As Barack Obama pointed out last week, the people of New Orleans and the entire Gulf Coast were abandoned by this nation's leaders long before a President decided to continue a vacation of bicyle riding and golfing rather than looking into the management of an impending catastrophe in a corner of his realm populated largely by the same destitute masses who had been driven into the depths of poverty by his own administration's policies of malignant neglect. Throwing money in their direction now may cause Barbara Bush to pursue further Marie Antionette-musings on the good fortune of indigents who are dumped by a violent Nature onto the golden doorstep of Power. It will also further enrich corporations and their contractors—many of the same which have profited from the excesses of the Iraqi occupation. But will it restore life to the innumerable people who had been left to a living death by the same imperial forces that now pretend to resurrect them?

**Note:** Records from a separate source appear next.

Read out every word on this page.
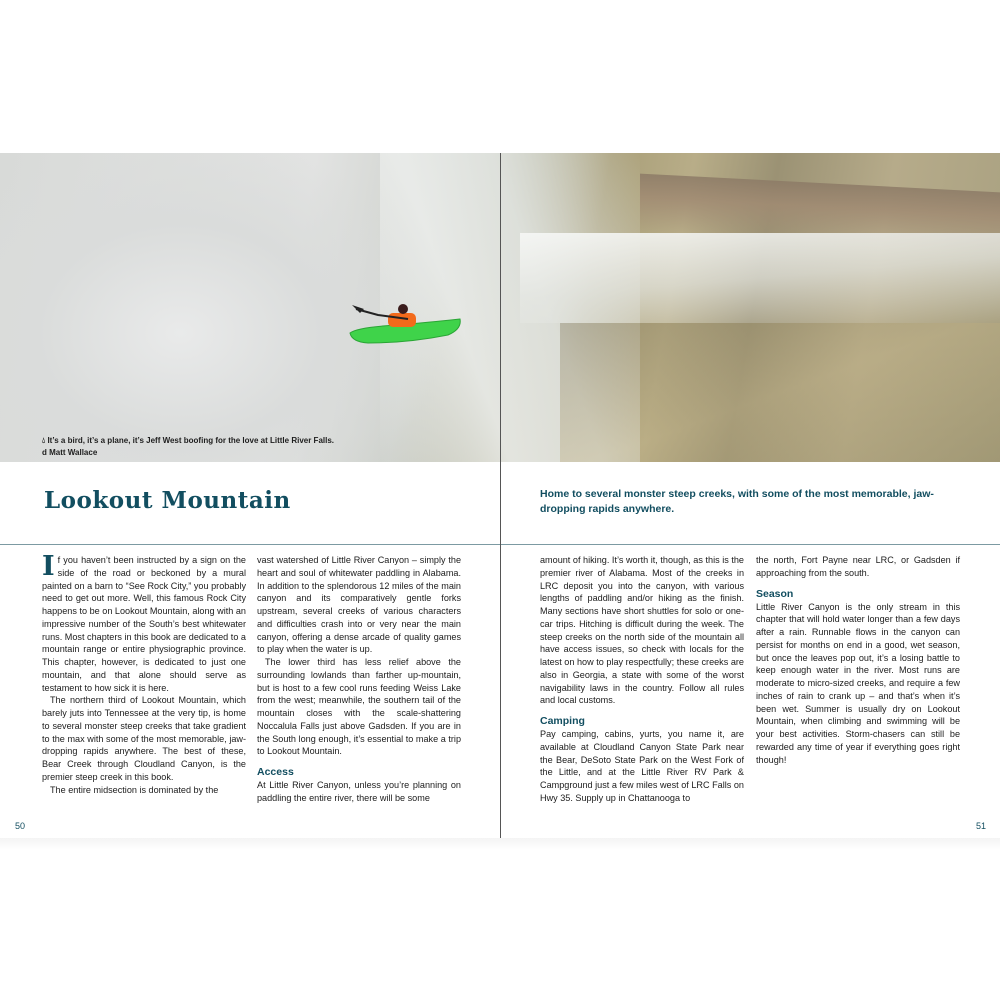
💧︎ It’s a bird, it’s a plane, it’s Jeff West boofing for the love at Little River Falls.
d Matt Wallace
Lookout Mountain	Home to several monster steep creeks, with some of the most memorable, jaw-dropping rapids anywhere.

If you haven’t been instructed by a sign on the side of the road or beckoned by a mural painted on a barn to “See Rock City,” you probably need to get out more. Well, this famous Rock City happens to be on Lookout Mountain, along with an impressive number of the South’s best whitewater runs. Most chapters in this book are dedicated to a mountain range or entire physiographic province. This chapter, however, is dedicated to just one mountain, and that alone should serve as testament to how sick it is here.

The northern third of Lookout Mountain, which barely juts into Tennessee at the very tip, is home to several monster steep creeks that take gradient to the max with some of the most memorable, jaw-dropping rapids anywhere. The best of these, Bear Creek through Cloudland Canyon, is the premier steep creek in this book.

The entire midsection is dominated by the

vast watershed of Little River Canyon – simply the heart and soul of whitewater paddling in Alabama. In addition to the splendorous 12 miles of the main canyon and its comparatively gentle forks upstream, several creeks of various characters and difficulties crash into or very near the main canyon, offering a dense arcade of quality games to play when the water is up.

The lower third has less relief above the surrounding lowlands than farther up-mountain, but is host to a few cool runs feeding Weiss Lake from the west; meanwhile, the southern tail of the mountain closes with the scale-shattering Noccalula Falls just above Gadsden. If you are in the South long enough, it’s essential to make a trip to Lookout Mountain.

Access

At Little River Canyon, unless you’re planning on paddling the entire river, there will be some

amount of hiking. It’s worth it, though, as this is the premier river of Alabama. Most of the creeks in LRC deposit you into the canyon, with various lengths of paddling and/or hiking as the finish. Many sections have short shuttles for solo or one-car trips. Hitching is difficult during the week. The steep creeks on the north side of the mountain all have access issues, so check with locals for the latest on how to play respectfully; these creeks are also in Georgia, a state with some of the worst navigability laws in the country. Follow all rules and local customs.

Camping

Pay camping, cabins, yurts, you name it, are available at Cloudland Canyon State Park near the Bear, DeSoto State Park on the West Fork of the Little, and at the Little River RV Park & Campground just a few miles west of LRC Falls on Hwy 35. Supply up in Chattanooga to

the north, Fort Payne near LRC, or Gadsden if approaching from the south.

Season

Little River Canyon is the only stream in this chapter that will hold water longer than a few days after a rain. Runnable flows in the canyon can persist for months on end in a good, wet season, but once the leaves pop out, it’s a losing battle to keep enough water in the river. Most runs are moderate to micro-sized creeks, and require a few inches of rain to crank up – and that’s when it’s been wet. Summer is usually dry on Lookout Mountain, when climbing and swimming will be your best activities. Storm-chasers can still be rewarded any time of year if everything goes right though!

50	51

Maybe there is no other practical response now; maybe with all that has happened, there is no other recourse but to spend what is necessary to heal the appearances of this disaster. But if that's where we leave it, then the suffering, the death, the poverty, and the negligent homicide of this administration will continue—in another place, at another time, amid other tragedies of man and Nature.
While the story of the Katrina disaster has been told through the images, sound bites, and printed columns of our mass media (and, it must be said, with considerably more truth and courage than we have been accustomed to getting from them), hundreds more have been killed and maimed in Iraq—a continuing carnage of inconceivable horror and human waste. At the same time, more lies, hypocrisy, and posturing have been wrought within the United Nations (see Nicholas Kristof's excellent op-ed on this in the Times); while the suppression of evidence on Karl Rove's crimes and the imperialistic designs revealed in the Downing Street Memo continues in Congress.
All of us must make the effort to expand our awareness of all these crimes of negligence and deceit, so that this nation's leaders are forced by the will of a free and conscious people to dispel the insanity of arrogance and deception that has brought us to this shameful and agonizing moment in American history.